ウォーホルの考えは、『タイム』誌の「スライス・オブ・ケーキ派」の記述に要約されている。
「画家たちは、現代文明の最も平凡で下品な表層をキャンバスに移し替えると、アートになるという共通の結論に達した」。
ファイン・アートへ転向したウォーホルの動機が疑問視され、今日においてもその問題は続いている。
伝統的な連作絵画との違い
ウォーホルのポップ・アートは、時間、光、季節、天候の移り変わりを手と目で再現できる連作絵画を制作したモネのような印象派作品とは異なる連作である。
擬似工業的なシルクスクリーンのプロセスの採用は、各作品の細部を明らかにするために連作を作ることとは正反対のものである。
ウォーホルは、商業化され、無差別に「同じもの」を求める現代社会を象徴するアーティストとして理解されている。
ウォーホルは自分の作品がまるで印刷されたように大量生産されていることを伝えるのが目的である。これまでの近代美術の連作絵画における独創性や微妙な差異を拒否するためのもので、そのために不完全な部分を体系的に再現したのである。
ほかのポップ・アーティストと明らかに違う記号性
《キャンベルスープの缶》は、ほかのポップ・アーティストたちとの差別化にもつながった。ポップ・アーティストの多くは、さまざまなマンガ、映画スターの写真、新聞紙など大衆文化のイメージを使って作品を構成していたが、《キャンベルスープの缶》は、ウォーホルの名前とキャンベルのスープ缶が同義語として語られるようになった。つまり、キャンベルのスープ缶はウォーホルを指し示す記号になった。
ウォーホルの連作絵画は、当時のポップ・アートの代表者だったリキテンスタインの存在から逃れるにも役立った。
これは、マリリン・モンローとセックスを同義語として語るのちの作品にも言える。マリリン・モンローや毛沢東など、マスコミの世界や商業の世界からさまざまな大衆的イメージを借りて制作を行った。
シンプルさとミニマル・アート
また、ウォーホルのポップ・アートは、対象を最もシンプルですぐに認識できる形で描こうとしたという意味で、ミニマル・アートとの関連性を見出すことができる。
反復手法とコンセプチュアル・アート
ウォーホルは、美術鑑賞の概念を明らかに変えた。これまでの調和のとれた立体的な物の配置の代わりに、商業イラストレーションの機械的な派生を選び、パッケージに重点を置いた。
同じ大きさで同じイメージを繰り返して、キャンベル缶の均一性や偏在性を強調することで、発明性や独創性のメディウムとして絵画の理想を覆した。
このような視覚的反復行為は、広告業界が長い間、一般庶民の意識に浸透させるために利用してきた手法でもあった。しかし、ウォーホルにとってキャンベル缶の反復は真摯的なものの象徴だった。
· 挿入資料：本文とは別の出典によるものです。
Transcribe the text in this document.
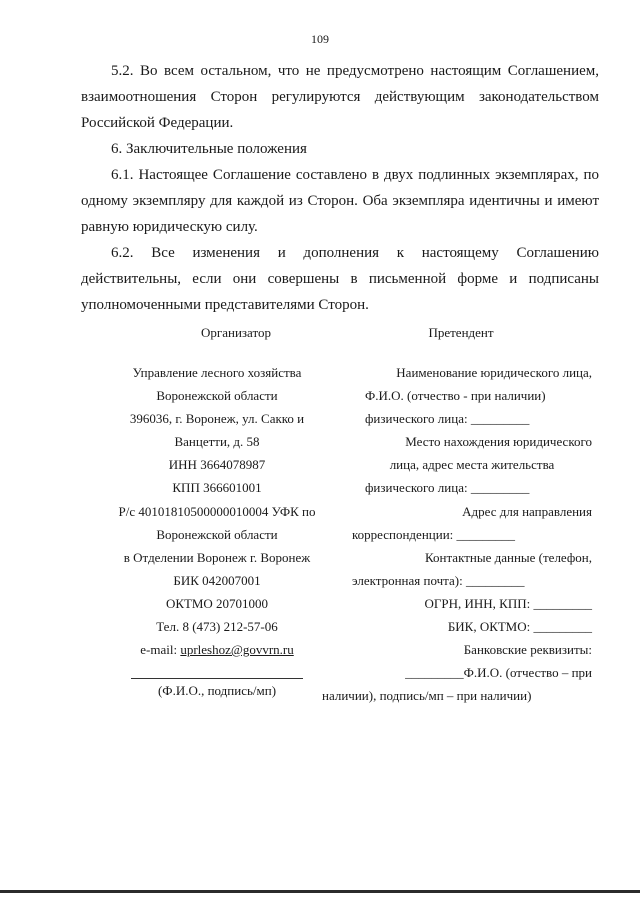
109

5.2. Во всем остальном, что не предусмотрено настоящим Соглашением, взаимоотношения Сторон регулируются действующим законодательством Российской Федерации.

6. Заключительные положения

6.1. Настоящее Соглашение составлено в двух подлинных экземплярах, по одному экземпляру для каждой из Сторон. Оба экземпляра идентичны и имеют равную юридическую силу.

6.2. Все изменения и дополнения к настоящему Соглашению действительны, если они совершены в письменной форме и подписаны уполномоченными представителями Сторон.

Организатор	Претендент
Управление лесного хозяйства
Воронежской области
396036, г. Воронеж, ул. Сакко и
Ванцетти, д. 58
ИНН 3664078987
КПП 366601001
Р/с 40101810500000010004 УФК по
Воронежской области
в Отделении Воронеж г. Воронеж
БИК 042007001
ОКТМО 20701000
Тел. 8 (473) 212-57-06
e-mail: uprleshoz@govvrn.ru
(Ф.И.О., подпись/мп)
Наименование юридического лица,
Ф.И.О. (отчество - при наличии)
физического лица: _________
Место нахождения юридического
лица, адрес места жительства
физического лица: _________
Адрес для направления
корреспонденции: _________
Контактные данные (телефон,
электронная почта): _________
ОГРН, ИНН, КПП: _________
БИК, ОКТМО: _________
Банковские реквизиты:
_________Ф.И.О. (отчество – при
наличии), подпись/мп – при наличии)
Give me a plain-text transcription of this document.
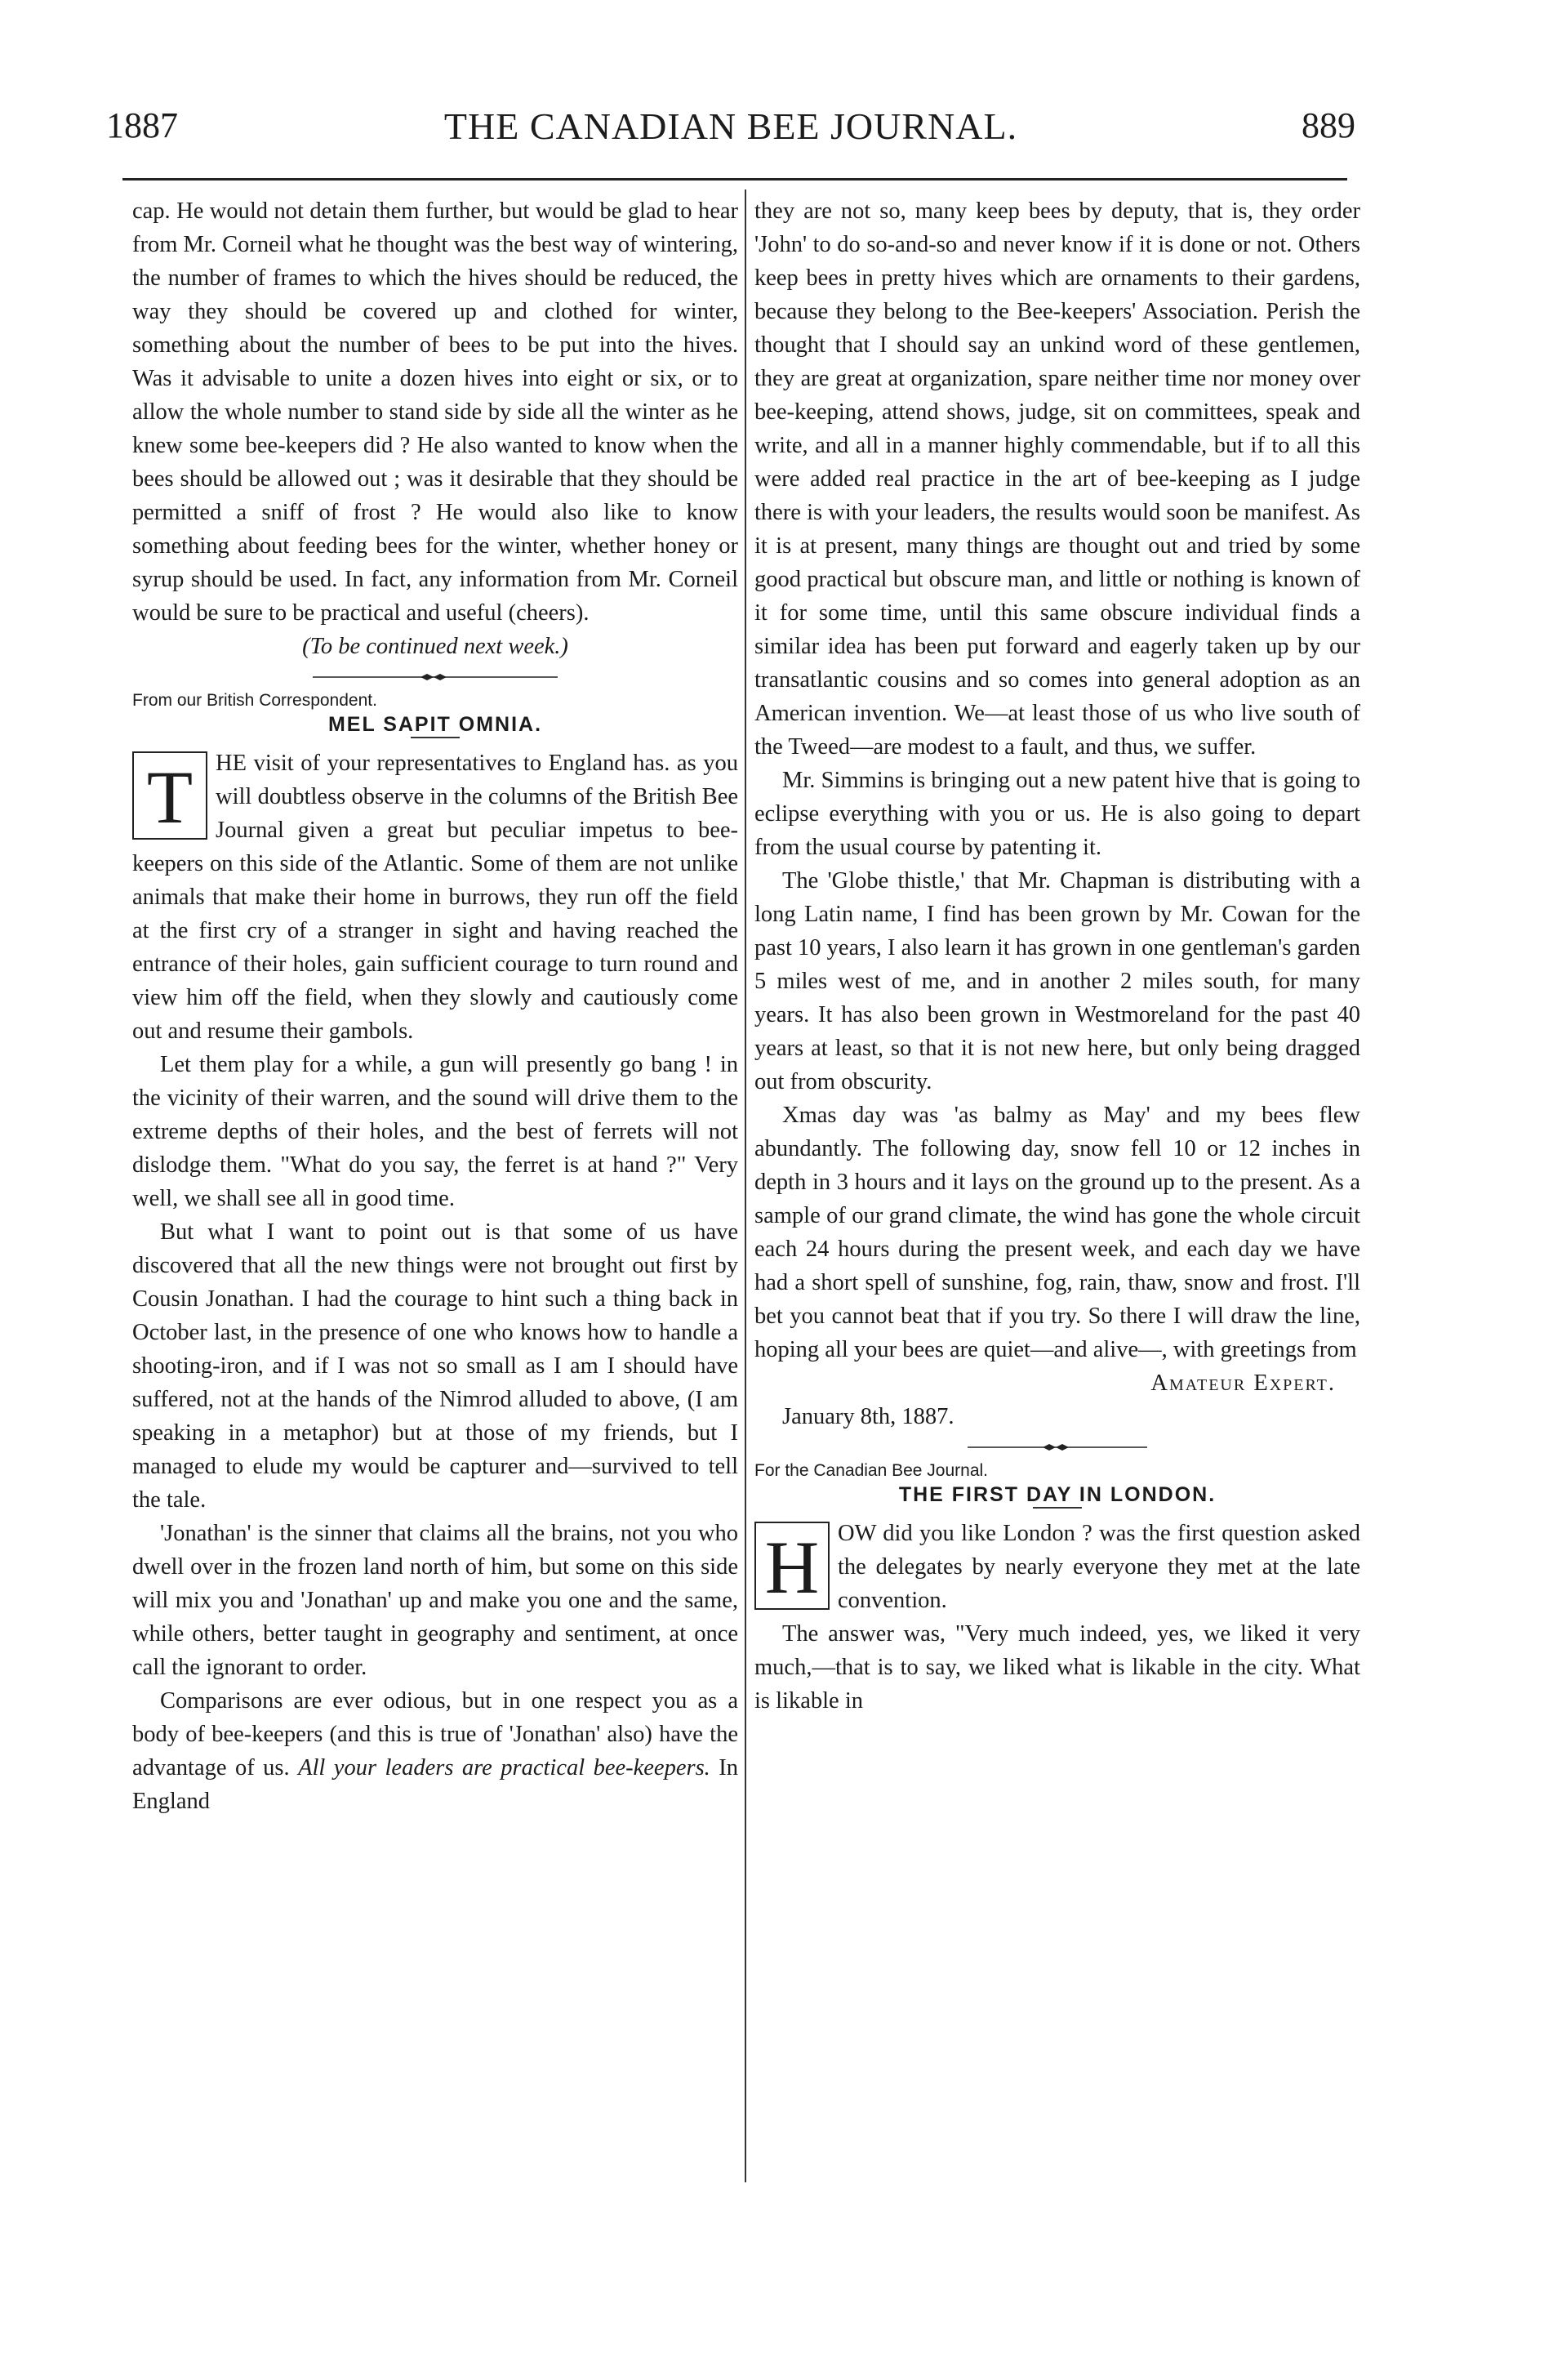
1887	THE CANADIAN BEE JOURNAL.	889

cap. He would not detain them further, but would be glad to hear from Mr. Corneil what he thought was the best way of wintering, the number of frames to which the hives should be reduced, the way they should be covered up and clothed for winter, something about the number of bees to be put into the hives. Was it advisable to unite a dozen hives into eight or six, or to allow the whole number to stand side by side all the winter as he knew some bee-keepers did ? He also wanted to know when the bees should be allowed out ; was it desirable that they should be permitted a sniff of frost ? He would also like to know something about feeding bees for the winter, whether honey or syrup should be used. In fact, any information from Mr. Corneil would be sure to be practical and useful (cheers).

(To be continued next week.)

From our British Correspondent.

MEL SAPIT OMNIA.

T HE visit of your representatives to England has. as you will doubtless observe in the columns of the British Bee Journal given a great but peculiar impetus to bee-keepers on this side of the Atlantic. Some of them are not unlike animals that make their home in burrows, they run off the field at the first cry of a stranger in sight and having reached the entrance of their holes, gain sufficient courage to turn round and view him off the field, when they slowly and cautiously come out and resume their gambols.

Let them play for a while, a gun will presently go bang ! in the vicinity of their warren, and the sound will drive them to the extreme depths of their holes, and the best of ferrets will not dislodge them. "What do you say, the ferret is at hand ?" Very well, we shall see all in good time.

But what I want to point out is that some of us have discovered that all the new things were not brought out first by Cousin Jonathan. I had the courage to hint such a thing back in October last, in the presence of one who knows how to handle a shooting-iron, and if I was not so small as I am I should have suffered, not at the hands of the Nimrod alluded to above, (I am speaking in a metaphor) but at those of my friends, but I managed to elude my would be capturer and—survived to tell the tale.

'Jonathan' is the sinner that claims all the brains, not you who dwell over in the frozen land north of him, but some on this side will mix you and 'Jonathan' up and make you one and the same, while others, better taught in geography and sentiment, at once call the ignorant to order.

Comparisons are ever odious, but in one respect you as a body of bee-keepers (and this is true of 'Jonathan' also) have the advantage of us. All your leaders are practical bee-keepers. In England

they are not so, many keep bees by deputy, that is, they order 'John' to do so-and-so and never know if it is done or not. Others keep bees in pretty hives which are ornaments to their gardens, because they belong to the Bee-keepers' Association. Perish the thought that I should say an unkind word of these gentlemen, they are great at organization, spare neither time nor money over bee-keeping, attend shows, judge, sit on committees, speak and write, and all in a manner highly commendable, but if to all this were added real practice in the art of bee-keeping as I judge there is with your leaders, the results would soon be manifest. As it is at present, many things are thought out and tried by some good practical but obscure man, and little or nothing is known of it for some time, until this same obscure individual finds a similar idea has been put forward and eagerly taken up by our transatlantic cousins and so comes into general adoption as an American invention. We—at least those of us who live south of the Tweed—are modest to a fault, and thus, we suffer.

Mr. Simmins is bringing out a new patent hive that is going to eclipse everything with you or us. He is also going to depart from the usual course by patenting it.

The 'Globe thistle,' that Mr. Chapman is distributing with a long Latin name, I find has been grown by Mr. Cowan for the past 10 years, I also learn it has grown in one gentleman's garden 5 miles west of me, and in another 2 miles south, for many years. It has also been grown in Westmoreland for the past 40 years at least, so that it is not new here, but only being dragged out from obscurity.

Xmas day was 'as balmy as May' and my bees flew abundantly. The following day, snow fell 10 or 12 inches in depth in 3 hours and it lays on the ground up to the present. As a sample of our grand climate, the wind has gone the whole circuit each 24 hours during the present week, and each day we have had a short spell of sunshine, fog, rain, thaw, snow and frost. I'll bet you cannot beat that if you try. So there I will draw the line, hoping all your bees are quiet—and alive—, with greetings from

Amateur Expert.

January 8th, 1887.

For the Canadian Bee Journal.

THE FIRST DAY IN LONDON.

H OW did you like London ? was the first question asked the delegates by nearly everyone they met at the late convention.

The answer was, "Very much indeed, yes, we liked it very much,—that is to say, we liked what is likable in the city. What is likable in
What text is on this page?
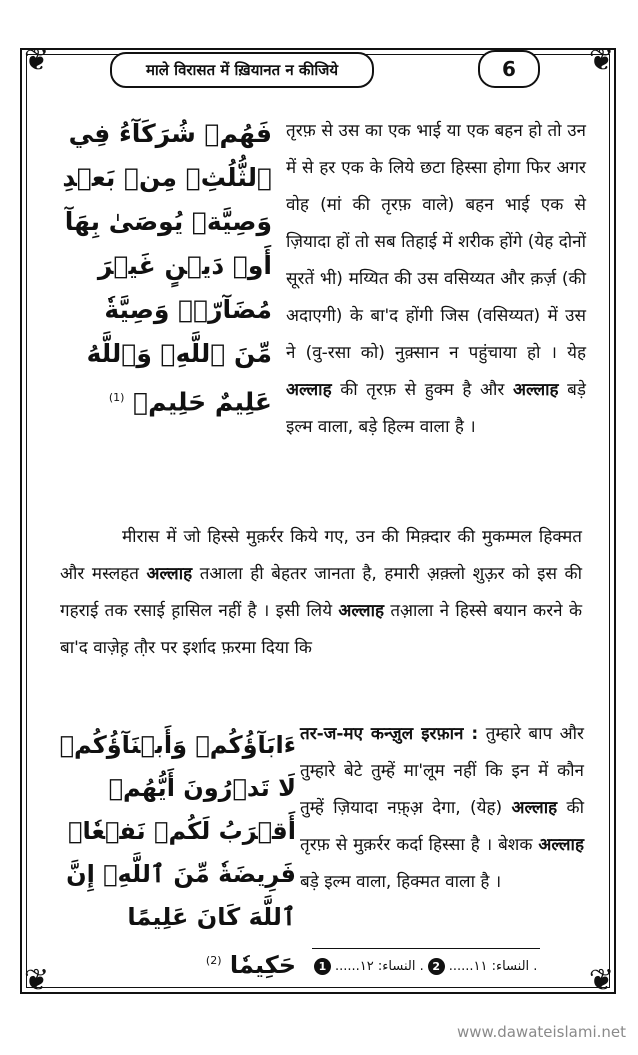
❦	❦
❦	❦
माले विरासत में ख़ियानत न कीजिये	6
فَهُمۡ شُرَكَآءُ فِي ٱلثُّلُثِۚ مِنۢ بَعۡدِ وَصِيَّةٖ يُوصَىٰ بِهَآ أَوۡ دَيۡنٍ غَيۡرَ مُضَآرّٖۚ وَصِيَّةٗ مِّنَ ٱللَّهِۗ وَٱللَّهُ عَلِيمٌ حَلِيمٞ $^{(1)}$
तृरफ़ से उस का एक भाई या एक बहन हो तो उन में से हर एक के लिये छटा हिस्सा होगा फिर अगर वोह (मां की तृरफ़ वाले) बहन भाई एक से ज़ियादा हों तो सब तिहाई में शरीक होंगे (येह दोनों सूरतें भी) मय्यित की उस वसिय्यत और क़र्ज़ (की अदाएगी) के बा'द होंगी जिस (वसिय्यत) में उस ने (वु-रसा को) नुक़्सान न पहुंचाया हो । येह अल्लाह की तृरफ़ से हुक्म है और अल्लाह बड़े इल्म वाला, बड़े हिल्म वाला है ।
मीरास में जो हिस्से मुक़र्रर किये गए, उन की मिक़्दार की मुकम्मल हिक्मत और मस्लहत अल्लाह तआला ही बेहतर जानता है, हमारी अ़क़्लो शुऊ़र को इस की गहराई तक रसाई ह़ासिल नहीं है । इसी लिये अल्लाह तआ़ला ने हिस्से बयान करने के बा'द वाज़ेह़ तौ़र पर इर्शाद फ़रमा दिया कि
ءَابَآؤُكُمۡ وَأَبۡنَآؤُكُمۡ لَا تَدۡرُونَ أَيُّهُمۡ أَقۡرَبُ لَكُمۡ نَفۡعٗاۚ فَرِيضَةٗ مِّنَ ٱللَّهِۗ إِنَّ ٱللَّهَ كَانَ عَلِيمًا حَكِيمٗا $^{(2)}$
तर-ज-मए कन्ज़ुल इरफ़ान : तुम्हारे बाप और तुम्हारे बेटे तुम्हें मा'लूम नहीं कि इन में कौन तुम्हें ज़ियादा नफ़्अ़ देगा, (येह) अल्लाह की तृरफ़ से मुक़र्रर कर्दा हिस्सा है । बेशक अल्लाह बड़े इल्म वाला, हिक्मत वाला है ।
1 ......النساء: ١٢ . 2 ......النساء: ١١ .
www.dawateislami.net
「キャンベルスープの缶を50回繰り返すと、網膜的絵画としての興味を失うでしょう」とウォーホルは話す。
マルセル・デュシャンの言葉を借りれば、鑑賞者が興味を抱くのは、キャンベルスープ缶ではなく、キャンベルスープ缶が50個も並んでいるという概念になるのだ。こうした点で、ウォーホルのキャンベル・スープ缶は、コンセプチュアル・アートでもある。
ウォーホルに対する誤った解釈
ヨーロッパでは、ウォーホルの作品に対して非常に異なった見方をしていた。多くの人は反復されたキャンベル缶について、アメリカの資本主義に対する破壊的なイメージで、それはマルクス主義的な風刺として認識していた。
破壊的でないとしても、少なくともポップカルチャーに対するマルクス主義的な批判と考えられていた。しかし、ウォーホルは左翼でもマルクス主義的なところでもない。ウォーホルの政治に対する無関心さから分析すれば、これは資本主義に対する批判的なメッセージではないだろう。
スープ缶は、ほかの初期のポップ・アートほど衝撃的で下品ではなかったが、それでもアートワールドの人々の感性を逆撫でた。
カラヴァッジョの官能的な果物籠やシャルダンの豪華な桃、セザンヌの鮮やかなリンゴの配置とは対照的に、平凡なキャンベルスープの缶は美術界に寒気を与えた。
さらに、誰もが知っているポップカルチャーのアイテムを独立させるというアイデアは、美術界にとって馬鹿げていた。